Testing 10 of the outputs returned by Evo, they found half were able to rescue some toxicity, and two of them fully restored growth to bacteria that were producing the toxin. These two antitoxins had only extremely weak similarity to known anti-toxins, at about 25 percent sequence identity. And they weren’t simply formed by pasting together a handful of pieces of known anti-toxins; at a minimum, they appeared to be assembled from parts of 15 to 20 individual proteins. In an additional test, the output would have been needed to have been patched together from parts of 40 known proteins.

Evo’s success wasn’t limited to proteins. When they tested a different toxin that had an RNA-based inhibitor, the system could output DNA that encodes RNAs with the right structural features, even if the specific sequence wasn’t closely related to anything known.

Completely new proteins

The team performed a similar test with inhibitors of the CRISPR system, which we use for gene editing, but bacteria evolved as a form of protection from viruses.
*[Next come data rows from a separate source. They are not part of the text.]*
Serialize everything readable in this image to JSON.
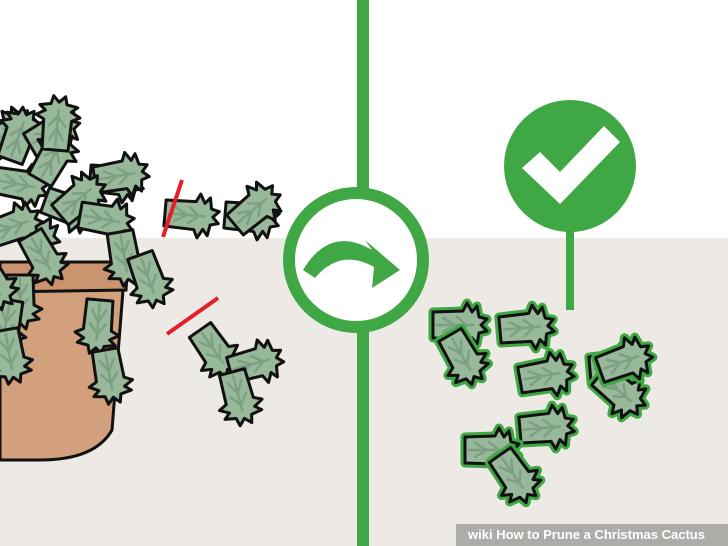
{
  "watermark": {
    "brand": "wiki",
    "title": "How to Prune a Christmas Cactus"
  },
  "colors": {
    "background": "#ffffff",
    "floor": "#edeae5",
    "accent_green": "#3fa845",
    "cut_mark_red": "#e3202a",
    "leaf": "#98b89a",
    "leaf_dark": "#7ea082",
    "pot": "#d2a07c",
    "outline": "#111111"
  },
  "icons": [
    "arrow-icon",
    "checkmark-icon",
    "cut-mark-icon"
  ]
}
The naturally occurring CRISPR inhibitors are very diverse, with many of them seemingly unrelated to each other. Once again, the team filtered the outputs to only include those that encoded proteins and filtered out any of those proteins that looked like something we already knew about. Of the list of outputs they made proteins from, 17 managed to inhibit CRISPR function. Two of those were distinctive in that they had no similarity to any known proteins and confused software that is designed to predict the three-dimensional structure of proteins.

In other words, along with the sorts of outputs you’d expect, Evo appears to be capable of outputting entirely new yet functional proteins. And it seems to do so without taking any consideration of the structure of the protein into account.

Given that their system appears to work, the researchers decided to prompt it with just about everything: 1.7 million individual genes from bacteria and the viruses that prey on them. The result is 120 billion base pairs of AI-generated DNA, some of it containing genes we already knew about, some of it presumably containing truly novel stuff. It’s not clear to me how anyone would productively use this resource, but I’d imagine there are some creative biologists who will think of something.

It’s not clear that this approach will work with more complex genomes, like the one we’ve got. Organisms like vertebrates mostly don’t cluster genes with related functions, and their genes have far more intricate structures that might confuse a system that’s trying to learn the statistical rules of base frequencies. And, to be clear, it solves different problems from the sort of directed design efforts that have developed enzymes that do useful things like digesting plastics.

That said, it’s still kind of amazing that this works at all. And conceptually, it’s intriguing because it brings the issue of finding functional proteins down to the nucleic acid level, where evolution normally does its thing.

Nature, 2025. DOI: 10.1038/s41586-025-09749-7 (About DOIs).